Much of what he does in his professional life as an educator and as a researcher is done in a similar vein. Seeing something formed by nature, learning how it works a particular way and then trying to make it better are hallmarks of his 35-plus years at Arizona State. As a physical organic chemist, Gust specifically casts a keen eye on the ways molecules naturally operate, delving into their mechanisms and trying to unlock their evolutionary secrets in his labs.

Gust, who was recently named a Regents’ professor, is one of the most cited researchers in the field of artificial photosynthesis, which studies the benchmark natural process that collects sunlight and turns it into power. To that end, in 2009 he was awarded a $14 million grant from the Department of Energy to set up a research center focused on the technical challenges of solar fuels. These fuels would not be drawn from the ground like fossil fuels but made synthetically, triggered by the use of solar energy.  The key for Gust is to find out how the molecules in photosynthesis, the ones he studies most often are called porphyrins, can collect solar energy and transfer it in an efficient manner to convert water into hydrogen fuel and oxygen. It requires a lot of molecular-level lab work as well as a deep understanding of the natural mechanisms of photosynthesis.

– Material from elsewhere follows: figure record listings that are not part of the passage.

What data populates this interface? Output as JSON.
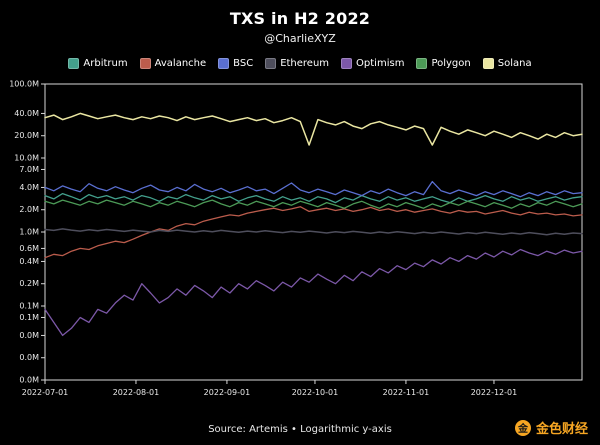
{
  "header": {
    "title": "TXS in H2 2022",
    "subtitle": "@CharlieXYZ"
  },
  "footer": {
    "source": "Source: Artemis • Logarithmic y-axis"
  },
  "watermark": {
    "text": "金色财经",
    "icon_char": "金",
    "color": "#f6a623"
  },
  "chart_data": {
    "type": "line",
    "title": "TXS in H2 2022",
    "subtitle": "@CharlieXYZ",
    "y_axis": {
      "scale": "log",
      "min": 0.01,
      "max": 100,
      "unit": "M transactions"
    },
    "y_ticks": {
      "values": [
        100,
        40,
        20,
        10,
        7,
        4,
        2,
        1,
        0.6,
        0.4,
        0.2,
        0.1,
        0.07,
        0.04,
        0.02,
        0.01
      ],
      "labels": [
        "100.0M",
        "40.0M",
        "20.0M",
        "10.0M",
        "7.0M",
        "4.0M",
        "2.0M",
        "1.0M",
        "0.6M",
        "0.4M",
        "0.2M",
        "0.1M",
        "0.1M",
        "0.0M",
        "0.0M",
        "0.0M"
      ]
    },
    "x_ticks": {
      "labels": [
        "2022-07-01",
        "2022-08-01",
        "2022-09-01",
        "2022-10-01",
        "2022-11-01",
        "2022-12-01"
      ],
      "day_offsets": [
        0,
        31,
        62,
        92,
        123,
        153
      ],
      "total_days": 183
    },
    "frame_color": "#d8d8d8",
    "grid": false,
    "legend_position": "top",
    "series": [
      {
        "name": "Arbitrum",
        "color": "#43a08c",
        "values": [
          3.1,
          2.8,
          3.3,
          3.0,
          2.7,
          3.2,
          2.9,
          3.1,
          2.8,
          3.0,
          2.7,
          3.1,
          2.9,
          2.6,
          3.0,
          2.8,
          3.2,
          2.9,
          2.7,
          3.1,
          2.8,
          3.0,
          2.6,
          2.9,
          3.1,
          2.8,
          2.6,
          3.0,
          2.7,
          2.9,
          2.6,
          3.0,
          2.8,
          2.5,
          2.9,
          2.7,
          3.1,
          2.8,
          2.6,
          3.0,
          2.7,
          2.9,
          2.6,
          2.8,
          3.0,
          2.7,
          2.5,
          2.9,
          2.6,
          2.8,
          3.1,
          2.8,
          2.6,
          3.0,
          2.7,
          2.9,
          2.6,
          2.8,
          3.0,
          2.7,
          2.9,
          3.0
        ]
      },
      {
        "name": "Avalanche",
        "color": "#bb5c4c",
        "values": [
          0.45,
          0.5,
          0.48,
          0.55,
          0.6,
          0.58,
          0.65,
          0.7,
          0.75,
          0.72,
          0.8,
          0.9,
          1.0,
          1.1,
          1.05,
          1.2,
          1.3,
          1.25,
          1.4,
          1.5,
          1.6,
          1.7,
          1.65,
          1.8,
          1.9,
          2.0,
          2.1,
          1.95,
          2.05,
          2.2,
          1.9,
          2.0,
          2.1,
          1.95,
          2.05,
          1.9,
          2.0,
          2.15,
          1.95,
          2.05,
          1.9,
          2.0,
          1.85,
          1.95,
          2.05,
          1.9,
          1.8,
          1.95,
          1.85,
          1.9,
          1.75,
          1.85,
          1.95,
          1.8,
          1.7,
          1.85,
          1.75,
          1.8,
          1.7,
          1.75,
          1.65,
          1.7
        ]
      },
      {
        "name": "BSC",
        "color": "#5a6fd1",
        "values": [
          4.0,
          3.6,
          4.2,
          3.8,
          3.5,
          4.5,
          3.9,
          3.6,
          4.1,
          3.7,
          3.4,
          3.9,
          4.3,
          3.7,
          3.5,
          4.0,
          3.6,
          4.4,
          3.8,
          3.5,
          3.9,
          3.4,
          3.7,
          4.1,
          3.6,
          3.8,
          3.3,
          3.9,
          4.6,
          3.7,
          3.4,
          3.8,
          3.5,
          3.2,
          3.7,
          3.4,
          3.1,
          3.6,
          3.3,
          3.8,
          3.4,
          3.1,
          3.5,
          3.2,
          4.8,
          3.6,
          3.3,
          3.7,
          3.4,
          3.1,
          3.5,
          3.2,
          3.6,
          3.3,
          3.0,
          3.4,
          3.1,
          3.5,
          3.2,
          3.6,
          3.3,
          3.4
        ]
      },
      {
        "name": "Ethereum",
        "color": "#4e4e5c",
        "values": [
          1.08,
          1.05,
          1.1,
          1.06,
          1.03,
          1.07,
          1.04,
          1.08,
          1.05,
          1.02,
          1.06,
          1.03,
          1.0,
          1.05,
          1.02,
          1.06,
          1.03,
          1.0,
          1.04,
          1.01,
          1.05,
          1.02,
          0.99,
          1.03,
          1.0,
          1.04,
          1.01,
          0.98,
          1.02,
          0.99,
          1.03,
          1.0,
          0.97,
          1.01,
          0.98,
          1.02,
          0.99,
          0.96,
          1.0,
          0.97,
          1.01,
          0.98,
          0.95,
          0.99,
          0.96,
          1.0,
          0.97,
          0.94,
          0.98,
          0.95,
          0.99,
          0.96,
          0.93,
          0.97,
          0.94,
          0.98,
          0.95,
          0.92,
          0.96,
          0.93,
          0.97,
          0.95
        ]
      },
      {
        "name": "Optimism",
        "color": "#7c58a8",
        "values": [
          0.09,
          0.06,
          0.04,
          0.05,
          0.07,
          0.06,
          0.09,
          0.08,
          0.11,
          0.14,
          0.12,
          0.2,
          0.15,
          0.11,
          0.13,
          0.17,
          0.14,
          0.19,
          0.16,
          0.13,
          0.18,
          0.15,
          0.2,
          0.17,
          0.22,
          0.19,
          0.16,
          0.21,
          0.18,
          0.24,
          0.21,
          0.27,
          0.23,
          0.2,
          0.26,
          0.22,
          0.29,
          0.25,
          0.32,
          0.28,
          0.35,
          0.31,
          0.38,
          0.34,
          0.42,
          0.37,
          0.45,
          0.4,
          0.48,
          0.43,
          0.52,
          0.46,
          0.55,
          0.49,
          0.58,
          0.52,
          0.48,
          0.55,
          0.5,
          0.57,
          0.52,
          0.55
        ]
      },
      {
        "name": "Polygon",
        "color": "#4c9a57",
        "values": [
          2.6,
          2.4,
          2.7,
          2.5,
          2.3,
          2.6,
          2.4,
          2.7,
          2.5,
          2.3,
          2.6,
          2.4,
          2.2,
          2.5,
          2.3,
          2.6,
          2.4,
          2.2,
          2.5,
          2.7,
          2.4,
          2.2,
          2.5,
          2.3,
          2.6,
          2.4,
          2.2,
          2.5,
          2.3,
          2.6,
          2.4,
          2.2,
          2.5,
          2.3,
          2.1,
          2.4,
          2.6,
          2.3,
          2.1,
          2.4,
          2.2,
          2.5,
          2.3,
          2.1,
          2.4,
          2.2,
          2.5,
          2.3,
          2.6,
          2.4,
          2.2,
          2.5,
          2.3,
          2.1,
          2.4,
          2.2,
          2.5,
          2.3,
          2.6,
          2.4,
          2.2,
          2.4
        ]
      },
      {
        "name": "Solana",
        "color": "#eae6a2",
        "values": [
          35,
          38,
          33,
          36,
          40,
          37,
          34,
          36,
          38,
          35,
          33,
          36,
          34,
          37,
          35,
          32,
          36,
          33,
          35,
          37,
          34,
          31,
          33,
          35,
          32,
          34,
          30,
          32,
          35,
          31,
          15,
          33,
          30,
          28,
          31,
          27,
          25,
          29,
          31,
          28,
          26,
          24,
          27,
          25,
          15,
          26,
          23,
          21,
          24,
          22,
          20,
          23,
          21,
          19,
          22,
          20,
          18,
          21,
          19,
          22,
          20,
          21
        ]
      }
    ]
  }
}
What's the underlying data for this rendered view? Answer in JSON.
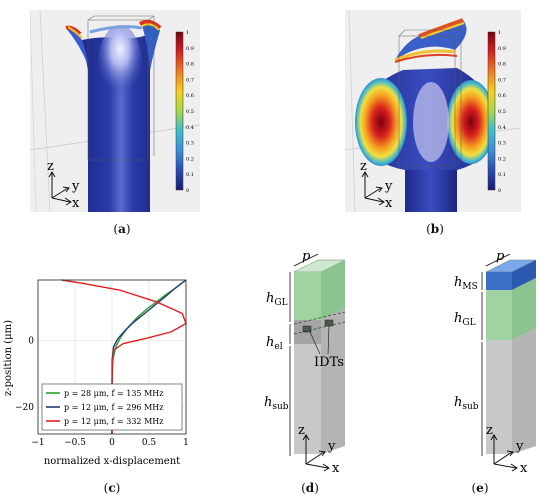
{
  "captions": {
    "a": "a",
    "b": "b",
    "c": "c",
    "d": "d",
    "e": "e"
  },
  "colorbar_ticks": [
    "1",
    "0.9",
    "0.8",
    "0.7",
    "0.6",
    "0.5",
    "0.4",
    "0.3",
    "0.2",
    "0.1",
    "0"
  ],
  "sim_axes": {
    "z": "z",
    "y": "y",
    "x": "x"
  },
  "panel_d": {
    "p": "p",
    "h_gl": "h",
    "h_gl_sub": "GL",
    "h_el": "h",
    "h_el_sub": "el",
    "idts": "IDTs",
    "h_sub": "h",
    "h_sub_sub": "sub",
    "axes": {
      "z": "z",
      "y": "y",
      "x": "x"
    }
  },
  "panel_e": {
    "p": "p",
    "h_ms": "h",
    "h_ms_sub": "MS",
    "h_gl": "h",
    "h_gl_sub": "GL",
    "h_sub": "h",
    "h_sub_sub": "sub",
    "axes": {
      "z": "z",
      "y": "y",
      "x": "x"
    }
  },
  "chart_data": {
    "type": "line",
    "xlabel": "normalized x-displacement",
    "ylabel": "z-position (μm)",
    "xlim": [
      -1,
      1
    ],
    "ylim": [
      -28,
      18
    ],
    "xticks": [
      "−1",
      "−0.5",
      "0",
      "0.5",
      "1"
    ],
    "yticks": [
      "0",
      "−20"
    ],
    "grid": true,
    "legend_position": "bottom",
    "series": [
      {
        "name": "p = 28 μm, f = 135 MHz",
        "color": "#2ca02c",
        "x": [
          0,
          0.002,
          0.01,
          0.05,
          0.12,
          0.22,
          0.35,
          0.48,
          0.6,
          0.72,
          0.85,
          1.0
        ],
        "y": [
          -28,
          -12,
          -6,
          -2,
          1,
          4,
          7,
          9.5,
          11.5,
          13.5,
          15.5,
          18
        ]
      },
      {
        "name": "p = 12 μm, f = 296 MHz",
        "color": "#1f3d7a",
        "x": [
          0,
          0.002,
          0.02,
          0.08,
          0.18,
          0.3,
          0.44,
          0.58,
          0.72,
          0.85,
          1.0
        ],
        "y": [
          -28,
          -6,
          -2,
          0.5,
          3,
          5.5,
          8,
          10.5,
          13,
          15.5,
          18
        ]
      },
      {
        "name": "p = 12 μm, f = 332 MHz",
        "color": "#e02020",
        "x": [
          0,
          0.001,
          0.02,
          0.15,
          0.45,
          0.8,
          1.0,
          0.95,
          0.6,
          0.1,
          -0.4,
          -0.68
        ],
        "y": [
          -28,
          -8,
          -3,
          -1,
          0.5,
          2.5,
          5,
          8,
          11.5,
          15,
          17,
          18
        ]
      }
    ]
  }
}
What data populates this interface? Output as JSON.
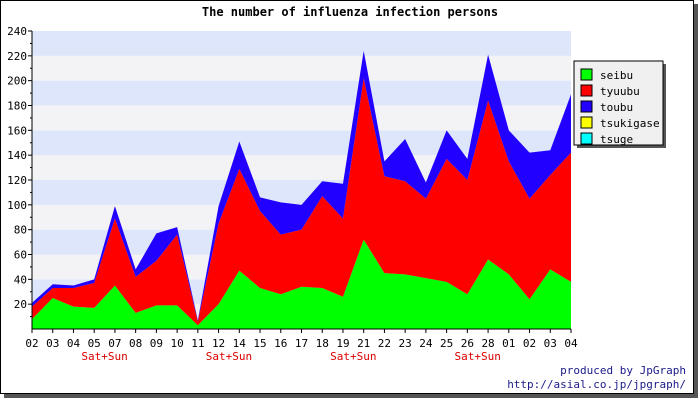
{
  "chart_data": {
    "type": "area",
    "stacked": true,
    "title": "The number of influenza infection persons",
    "categories": [
      "02",
      "03",
      "04",
      "05",
      "07",
      "08",
      "09",
      "10",
      "11",
      "12",
      "14",
      "15",
      "16",
      "17",
      "18",
      "19",
      "21",
      "22",
      "23",
      "24",
      "25",
      "26",
      "28",
      "01",
      "02",
      "03",
      "04"
    ],
    "weekend_markers": [
      {
        "after": "05",
        "label": "Sat+Sun"
      },
      {
        "after": "12",
        "label": "Sat+Sun"
      },
      {
        "after": "19",
        "label": "Sat+Sun"
      },
      {
        "after": "26",
        "label": "Sat+Sun"
      }
    ],
    "ylim": [
      0,
      240
    ],
    "yticks": [
      20,
      40,
      60,
      80,
      100,
      120,
      140,
      160,
      180,
      200,
      220,
      240
    ],
    "series": [
      {
        "name": "seibu",
        "color": "#00ff00",
        "values": [
          8,
          25,
          18,
          17,
          35,
          13,
          19,
          19,
          3,
          20,
          47,
          33,
          28,
          34,
          33,
          26,
          72,
          45,
          44,
          41,
          38,
          28,
          56,
          44,
          24,
          48,
          38
        ]
      },
      {
        "name": "tyuubu",
        "color": "#ff0000",
        "values": [
          10,
          8,
          15,
          20,
          54,
          29,
          36,
          57,
          3,
          65,
          82,
          62,
          48,
          46,
          74,
          63,
          130,
          78,
          75,
          64,
          99,
          92,
          128,
          91,
          81,
          76,
          104
        ]
      },
      {
        "name": "toubu",
        "color": "#2200ff",
        "values": [
          3,
          3,
          2,
          3,
          10,
          6,
          22,
          6,
          1,
          14,
          22,
          11,
          26,
          20,
          12,
          28,
          22,
          12,
          34,
          13,
          23,
          17,
          37,
          25,
          37,
          20,
          47
        ]
      },
      {
        "name": "tsukigase",
        "color": "#ffff00",
        "values": [
          0,
          0,
          0,
          0,
          0,
          0,
          0,
          0,
          0,
          0,
          0,
          0,
          0,
          0,
          0,
          0,
          0,
          0,
          0,
          0,
          0,
          0,
          0,
          0,
          0,
          0,
          0
        ]
      },
      {
        "name": "tsuge",
        "color": "#00ffff",
        "values": [
          0,
          0,
          0,
          0,
          0,
          0,
          0,
          0,
          0,
          0,
          0,
          0,
          0,
          0,
          0,
          0,
          0,
          0,
          0,
          0,
          0,
          0,
          0,
          0,
          0,
          0,
          0
        ]
      }
    ],
    "grid": true,
    "legend_position": "right",
    "band_colors": [
      "#f3f3f6",
      "#dde6fa"
    ]
  },
  "credits": {
    "line1": "produced by JpGraph",
    "line2": "http://asial.co.jp/jpgraph/"
  }
}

Understanding and then improving upon also is how he teaches his students in chemistry. It’s not only important to know science, he says, it is even more important to be creative in how you do science. In addition to undergraduate and graduate classes he teaches, Gust and long time ASU collaborators, Tom and Ana Moore consistently employ about 25 students in their labs on a wide range of projects. All of the students are learning from photosynthesis master craftsmen.

“It’s important to Arizona, and the country, to develop the talent that can do scientific research and creative technological thinking,” Gust says. “I want to do my part to encourage students to go into science and to develop their creativity and expertise. They are the next generation and they will inherit all of the problems that exist now. They are going to have to figure out how to solve them.”